I tried going on to the PortLines Hobby parts page for flyer parts but there's nothing available. Every listing says "no inventory is listed". Anyone have any thoughts?? What I'm looking for is the smoke unit lever for a 283, flyer part# PA 10514.. Anyone have a spare for a little cash or a trade of something??:stroke:


----------



## daveh219 (Sep 16, 2012)

Santa ...tell me it isn't so


----------



## llskis (Apr 11, 2013)

Got same results as you guys. 
I know he always shuts down the 1st part of Jan. Maybe he is redoing his inventory. Larry


----------



## Nuttin But Flyer (Dec 19, 2011)

Doug did say he was having website problems. Perhaps it is not yet resolved....


----------



## Nuttin But Flyer (Dec 19, 2011)

I sent an email message with an example of what occurs. At least if he isn't yet aware, he soon will be....


----------



## Nuttin But Flyer (Dec 19, 2011)

That didn't take long --- Doug's response, much what I figured too......

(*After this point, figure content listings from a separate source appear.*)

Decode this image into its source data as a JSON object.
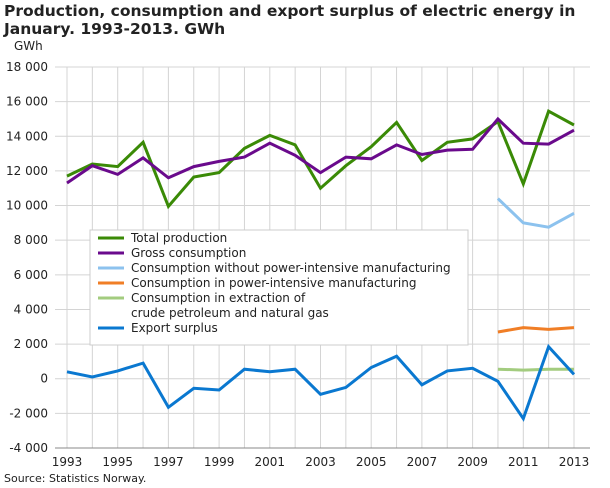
{
  "chart_data": {
    "type": "line",
    "title": "Production, consumption and export surplus of electric energy in January. 1993-2013. GWh",
    "ylabel": "GWh",
    "ylim": [
      -4000,
      18000
    ],
    "yticks": [
      -4000,
      -2000,
      0,
      2000,
      4000,
      6000,
      8000,
      10000,
      12000,
      14000,
      16000,
      18000
    ],
    "ytick_labels": [
      "-4 000",
      "-2 000",
      "0",
      "2 000",
      "4 000",
      "6 000",
      "8 000",
      "10 000",
      "12 000",
      "14 000",
      "16 000",
      "18 000"
    ],
    "x": [
      1993,
      1994,
      1995,
      1996,
      1997,
      1998,
      1999,
      2000,
      2001,
      2002,
      2003,
      2004,
      2005,
      2006,
      2007,
      2008,
      2009,
      2010,
      2011,
      2012,
      2013
    ],
    "xtick_labels": [
      "1993",
      "1995",
      "1997",
      "1999",
      "2001",
      "2003",
      "2005",
      "2007",
      "2009",
      "2011",
      "2013"
    ],
    "grid": true,
    "legend": "center-left",
    "series": [
      {
        "name": "Total production",
        "color": "#3a8a06",
        "values": [
          11700,
          12400,
          12250,
          13650,
          9950,
          11650,
          11900,
          13300,
          14050,
          13500,
          11000,
          12300,
          13400,
          14800,
          12600,
          13650,
          13850,
          14850,
          11250,
          15450,
          14650
        ]
      },
      {
        "name": "Gross consumption",
        "color": "#6a0a8c",
        "values": [
          11300,
          12300,
          11800,
          12750,
          11600,
          12250,
          12550,
          12800,
          13600,
          12900,
          11900,
          12800,
          12700,
          13500,
          12950,
          13200,
          13250,
          15000,
          13600,
          13550,
          14350
        ]
      },
      {
        "name": "Consumption without power-intensive manufacturing",
        "color": "#8cc2ee",
        "values": [
          null,
          null,
          null,
          null,
          null,
          null,
          null,
          null,
          null,
          null,
          null,
          null,
          null,
          null,
          null,
          null,
          null,
          10400,
          9000,
          8750,
          9550
        ]
      },
      {
        "name": "Consumption in power-intensive manufacturing",
        "color": "#f07e26",
        "values": [
          null,
          null,
          null,
          null,
          null,
          null,
          null,
          null,
          null,
          null,
          null,
          null,
          null,
          null,
          null,
          null,
          null,
          2700,
          2950,
          2850,
          2950
        ]
      },
      {
        "name": "Consumption in extraction of\ncrude petroleum and  natural gas",
        "color": "#a3cc7f",
        "values": [
          null,
          null,
          null,
          null,
          null,
          null,
          null,
          null,
          null,
          null,
          null,
          null,
          null,
          null,
          null,
          null,
          null,
          550,
          500,
          550,
          550
        ]
      },
      {
        "name": "Export surplus",
        "color": "#0a78d0",
        "values": [
          400,
          100,
          450,
          900,
          -1650,
          -550,
          -650,
          550,
          400,
          550,
          -900,
          -500,
          650,
          1300,
          -350,
          450,
          600,
          -150,
          -2300,
          1850,
          250
        ]
      }
    ]
  },
  "source": "Source: Statistics Norway."
}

"The parts catalog on the website crashed 3 days ago.
We are waiting on our website host to correct it, since it is on their end.
Hopefully, today or tomorrow."


Doug Peck
Port Lines Hobby Supply
6 Storeybrooke Drive
Newburyport, MA 01950-3408
[email protected]
www.portlines.com 
Phone Order Hours - Tuesdays, Wednesdays, Thursdays, Saturdays: 2-5 PM (EST) only.
978-465-8798 (Questions & Information)
1-888-708-0782 (Phone Orders only, please.) 
VISA-MASTERCARD-DISCOVER-AMEX-PAYPAL Accepted.


----------



## flyernut (Oct 31, 2010)

A big thank you Don!!!:appl:


----------



## llskis (Apr 11, 2013)

Thanks for the info> These dam computers and websites always brake down at the worst time possible.:stroke: Larry


----------



## Nuttin But Flyer (Dec 19, 2011)

Overworked for Christmas....no doubt.


----------



## RookieHudson (Jan 12, 2014)

They're processing 2 orders I made around a week ago


----------



## flyernut (Oct 31, 2010)

RookieHudson said:


> They're processing 2 orders I made around a week ago


Doug and PortLines are a huge asset for us here.. Thank the good Lord for them!!!:appl:


----------



## Flyer Bob (Nov 7, 2014)

Good to hear. I've been trying to place an order for a couple of days too.


----------